Microsoft, qui souhaitait imposer son nouveau format Open XML pour remplacer l'antique .doc avec sa nouvelle suite Office 2007, décide, sans y renoncer, de gérer son format concurrent, l'Open Document (ODF), format ouvert et standard de fait.

C'est un évènement sans commune mesure chez Microsoft : pour la première fois, son logiciel Office sera compatible avec un format concurrent, non pas dans le but d'assurer la transition de produits concurrents vers Ms-Office, mais parce que Microsoft subit une pression de ses clients pour que sa suite gère ce format. Pour l'historique, il faut savoir que les formats utilisés par Microsoft dans les versions précédentes de MS-Office soit le format
Word (.doc), Excel (.xls) et Powerpoint (.ppt) sont des formats "propriétaires", fermés, qui ne peuvent être lus que par la suite Microsoft. On est donc obligé d'avoir le programme Word pour lire un fichier Word ? Non, pas tout à fait, car des programmes tiers sont capables de lire de tels fichiers (et même d'en écrire). Mais comme Microsoft ne rend pas compréhensible le contenu de ses formats de données, il est très difficile pour les programmeurs ne travaillant pas pour Microsoft de permettre à leurs programmes de lire et écrire dans des formats propriétaires Microsoft. Ils sont obligés, pour cela, de faire du "reverse-ingineering" (ou ingénierie à l'envers) qui consiste à analyser un document point par point pour comprendre comment il est encodé. D'où la difficulté de rendre des programmes comme OpenOffice ou Pages (d'Apple) compatible à 100% avec Word.

openofficelogo
Le format Open Document, destiné à standardiser le stockage de données (texte, tableau, graphique et base de données) au sein des applications de bureautique, est un standard (ISO/ECMA) aujourd'hui reconnu, libre et ouvert. A la base de ce format, il y a des sociétés ou organismes comme Sun, OpenOffice.org, Adobe, Corel, Novell, Google et IBM. Tous ces partenaires se sont réunis au sein de l'Organization for the Advancement of Structured Information Standards (OASIS) afin de promouvoir ce nouveau format, très naturellement inspiré du format d'origine de la suite StarOffice/OpenOffice 1.0 et basé sur XML (entre autres).

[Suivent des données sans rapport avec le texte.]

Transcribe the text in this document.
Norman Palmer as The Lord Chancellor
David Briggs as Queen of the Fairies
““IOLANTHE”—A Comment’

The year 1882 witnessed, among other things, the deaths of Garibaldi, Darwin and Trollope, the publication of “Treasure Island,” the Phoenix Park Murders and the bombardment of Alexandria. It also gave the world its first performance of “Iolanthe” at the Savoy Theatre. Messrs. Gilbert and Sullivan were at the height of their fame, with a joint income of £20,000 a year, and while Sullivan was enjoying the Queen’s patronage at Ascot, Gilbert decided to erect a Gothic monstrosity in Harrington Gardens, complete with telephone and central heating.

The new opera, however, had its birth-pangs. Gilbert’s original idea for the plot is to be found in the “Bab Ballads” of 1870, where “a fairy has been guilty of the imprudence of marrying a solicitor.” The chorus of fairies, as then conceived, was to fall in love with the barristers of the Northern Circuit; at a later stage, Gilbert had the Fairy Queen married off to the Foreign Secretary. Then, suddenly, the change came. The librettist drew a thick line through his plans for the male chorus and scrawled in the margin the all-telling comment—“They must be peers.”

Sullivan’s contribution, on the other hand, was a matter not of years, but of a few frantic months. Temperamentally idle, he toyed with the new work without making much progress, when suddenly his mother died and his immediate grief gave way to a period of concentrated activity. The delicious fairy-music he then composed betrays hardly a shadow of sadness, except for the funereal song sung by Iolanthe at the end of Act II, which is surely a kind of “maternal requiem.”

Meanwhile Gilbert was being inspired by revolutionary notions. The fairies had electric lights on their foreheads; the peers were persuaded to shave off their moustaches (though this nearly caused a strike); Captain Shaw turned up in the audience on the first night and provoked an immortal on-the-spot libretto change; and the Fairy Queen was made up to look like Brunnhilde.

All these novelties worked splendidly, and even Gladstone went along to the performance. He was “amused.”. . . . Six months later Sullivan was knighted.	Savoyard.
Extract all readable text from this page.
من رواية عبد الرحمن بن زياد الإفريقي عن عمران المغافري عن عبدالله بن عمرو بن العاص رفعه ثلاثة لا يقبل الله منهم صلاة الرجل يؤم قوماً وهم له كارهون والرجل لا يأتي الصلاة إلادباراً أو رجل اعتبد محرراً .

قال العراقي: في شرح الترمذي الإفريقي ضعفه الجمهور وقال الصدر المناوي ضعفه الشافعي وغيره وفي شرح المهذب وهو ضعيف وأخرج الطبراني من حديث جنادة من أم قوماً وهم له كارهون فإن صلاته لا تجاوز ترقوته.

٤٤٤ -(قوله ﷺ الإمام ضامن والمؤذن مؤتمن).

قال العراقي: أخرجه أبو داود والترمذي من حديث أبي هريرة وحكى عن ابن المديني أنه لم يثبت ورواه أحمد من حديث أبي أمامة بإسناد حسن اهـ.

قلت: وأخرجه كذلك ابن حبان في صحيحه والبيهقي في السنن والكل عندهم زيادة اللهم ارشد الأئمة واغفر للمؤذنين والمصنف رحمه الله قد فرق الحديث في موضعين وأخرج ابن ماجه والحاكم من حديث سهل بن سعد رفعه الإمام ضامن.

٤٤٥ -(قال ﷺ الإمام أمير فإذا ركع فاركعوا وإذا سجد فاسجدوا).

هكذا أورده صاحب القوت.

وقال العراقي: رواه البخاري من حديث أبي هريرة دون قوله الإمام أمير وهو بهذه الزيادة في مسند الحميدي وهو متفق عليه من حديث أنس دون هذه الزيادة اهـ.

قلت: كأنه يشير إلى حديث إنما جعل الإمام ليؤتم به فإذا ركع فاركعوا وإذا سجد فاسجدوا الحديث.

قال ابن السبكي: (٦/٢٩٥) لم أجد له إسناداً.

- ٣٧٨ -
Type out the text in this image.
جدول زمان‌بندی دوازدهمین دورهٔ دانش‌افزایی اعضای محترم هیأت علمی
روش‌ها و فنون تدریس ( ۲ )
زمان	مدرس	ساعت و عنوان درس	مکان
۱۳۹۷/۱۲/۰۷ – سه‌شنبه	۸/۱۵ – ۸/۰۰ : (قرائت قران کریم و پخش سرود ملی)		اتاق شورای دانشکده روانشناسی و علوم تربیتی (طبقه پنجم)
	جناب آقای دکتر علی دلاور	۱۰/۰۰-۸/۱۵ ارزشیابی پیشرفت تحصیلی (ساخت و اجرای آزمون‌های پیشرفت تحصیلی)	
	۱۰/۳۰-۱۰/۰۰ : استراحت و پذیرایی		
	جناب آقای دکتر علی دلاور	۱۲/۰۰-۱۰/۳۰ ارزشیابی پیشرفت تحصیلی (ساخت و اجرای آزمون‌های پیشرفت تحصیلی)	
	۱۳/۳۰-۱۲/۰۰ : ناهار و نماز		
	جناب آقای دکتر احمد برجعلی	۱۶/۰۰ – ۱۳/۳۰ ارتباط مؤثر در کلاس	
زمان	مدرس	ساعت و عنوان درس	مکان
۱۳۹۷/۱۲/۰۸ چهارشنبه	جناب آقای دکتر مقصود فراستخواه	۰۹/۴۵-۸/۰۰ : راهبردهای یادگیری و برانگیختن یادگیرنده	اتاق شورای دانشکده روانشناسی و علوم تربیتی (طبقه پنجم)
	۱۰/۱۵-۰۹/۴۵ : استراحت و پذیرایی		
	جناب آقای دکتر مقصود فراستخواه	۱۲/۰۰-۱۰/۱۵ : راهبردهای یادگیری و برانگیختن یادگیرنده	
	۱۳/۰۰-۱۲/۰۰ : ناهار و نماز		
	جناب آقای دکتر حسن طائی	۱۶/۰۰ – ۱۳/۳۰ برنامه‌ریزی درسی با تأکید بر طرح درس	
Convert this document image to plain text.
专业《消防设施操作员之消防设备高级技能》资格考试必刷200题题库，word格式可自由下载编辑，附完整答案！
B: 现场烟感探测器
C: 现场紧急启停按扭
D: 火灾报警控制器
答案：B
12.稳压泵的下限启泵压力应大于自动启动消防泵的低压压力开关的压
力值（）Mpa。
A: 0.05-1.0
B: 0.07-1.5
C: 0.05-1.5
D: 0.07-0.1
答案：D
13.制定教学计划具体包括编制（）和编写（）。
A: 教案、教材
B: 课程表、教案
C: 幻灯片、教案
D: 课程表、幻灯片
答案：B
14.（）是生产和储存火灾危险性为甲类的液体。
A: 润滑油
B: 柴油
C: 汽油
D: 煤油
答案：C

Microsoft, qui developpe et propose son propre format
Open XML, ne l'entendait pas de cette oreille et comptait imposer son nouveau format grâce à Office 12 (ou 2007) sa nouvelle suite bureautique. Bien que ne réclamant pas de royalties pour ce format, Microsoft n'a pas souhaité le rendre open source. Ca reste donc un format fermé et propriétaire.
Les deux formats ont en commun de formaliser la structure de documents aux contenus multiples (textes, tableaux, graphiques, etc...). Le format Open Document, qui est sous
licence GPL, beaucoup moins restrictive d'utilisation, est open source, et intéresse à ce titre les administrations de nombreux états (comme l'état US du Massachussets) et la communauté européenne qui ont accepté d'adopter ce format comme format standard de stockage des données. Afin de satisfaire ces clients, et de contrer les menaces des administrations souhaitant passer sous OpenOffice, Microsoft va donc faire faire développer un greffon à Ms-Office permettant de gérer ce format (en import/export). Cependant, il semble que l'accessibilité aux handicapés soit moins bien gérée par l'ODF que par l'Open XML. L'ODF a pour lui d'utiliser des standards existants pour la gestion des différents médias, comme :

  • Dublin Core pour le balisage XML des méta-données,
  • MathML pour les formules mathématiques,
  • SVG pour la gestion des graphiques vectoriels,
  • SMIL pour le multimédia,
  • Xforms pour les formulaires,
  • XSL-FO pour la mise en page,
  • Xlink pour les liens.

Ceux qui connaissent et/ou maîtrisent ces technologies pourront donc se réjouir. Le format ODF est constructif puisqu'il intègre des technologies existantes et éprouvées, et surtout libres de droit. Le format ODF, déjà géré par un
grand nombre d'applications, permettra l'interopérabilité des logiciels bureautiques comme jamais, et les données ne seront plus prisonnières des logiciels.
Une grande victoire pour le monde du libre et aussi pour tous les utilisateurs de logiciels !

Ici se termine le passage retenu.